Yes, I'd like that on the record.
So we go back to the Adam Smith thing, that there are butchers and there are bakers and this little model village that is economic theory. But the butchers can't get their stuff at the independent grocers because they can't get shelf space because it's controlled by a few large giants. If you run a little milk company, you're going to get put out of business pretty quickly. If you set up a small cattle operation, Cargill can sit on 10,000 head of cattle and they can drop the price just like that. So we don't have competition unless it's sometimes regulated. Sometimes we have to make competition in the marketplace. I think this is one of the things we have to start to look at.
We have a few very large players in our market, and they don't tend to give us very good service. I pay extremely high rates for my cable, and my daughter said she got better wi-fi service in Rwanda than she did in downtown Ottawa, so obviously we have a problem.

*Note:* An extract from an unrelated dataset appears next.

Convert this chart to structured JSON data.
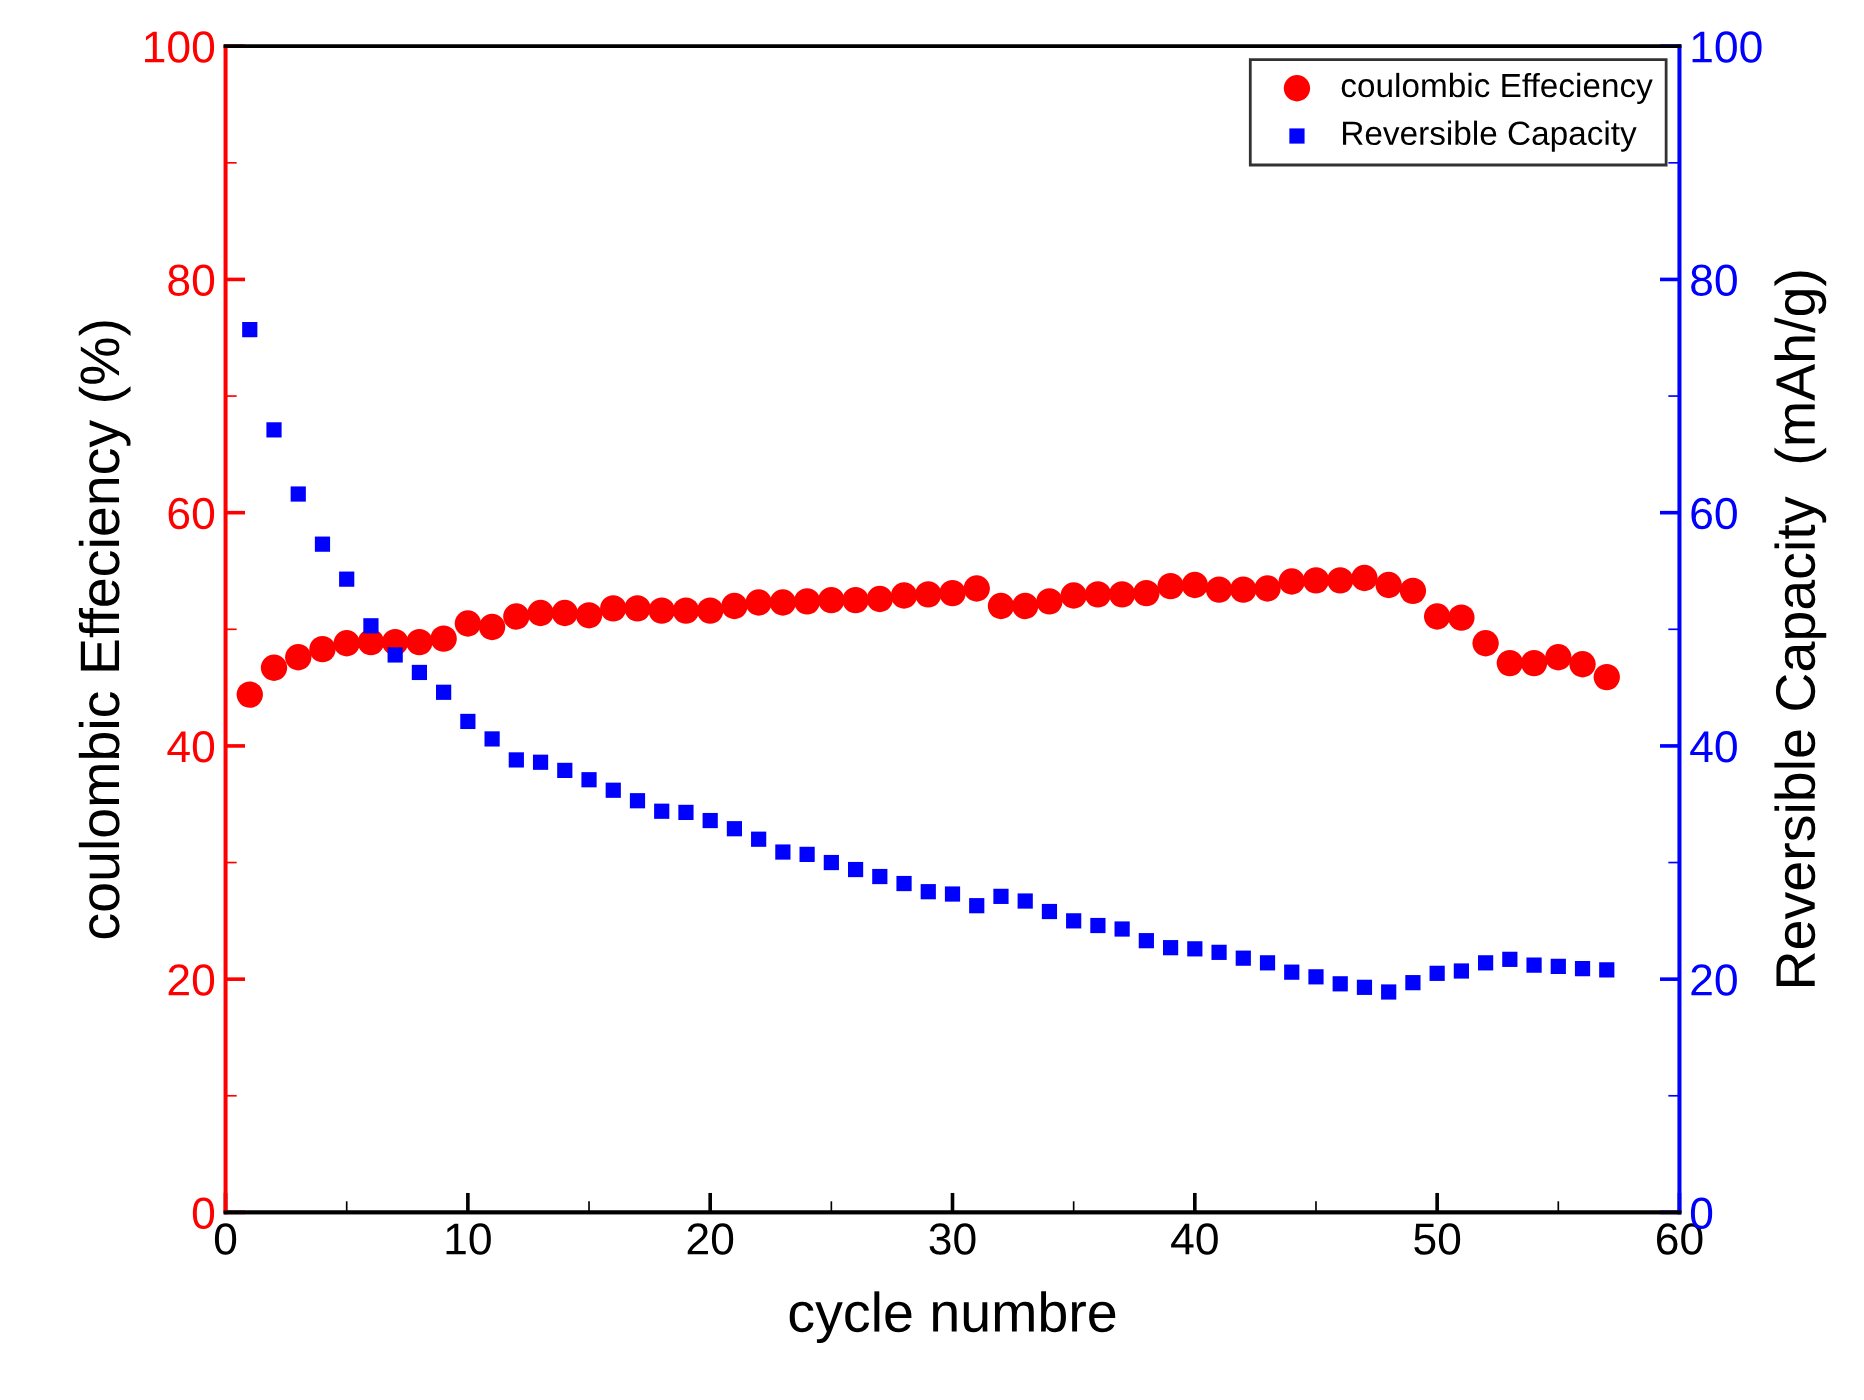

But the question is, is simply opening this market going to bring in a lot of competition, or are we going to see what's being speculated in The New York Times right now, that we're looking at a whole new wave of major buyouts, where we've created these two, or three, or four very large entities that are actually fairly small on the global scale, but they could then simply be picked up by somebody much bigger? So we then don't end up with any more competition; we just end up with a much bigger player controlling our market from someplace else. How do we actually ensure competition?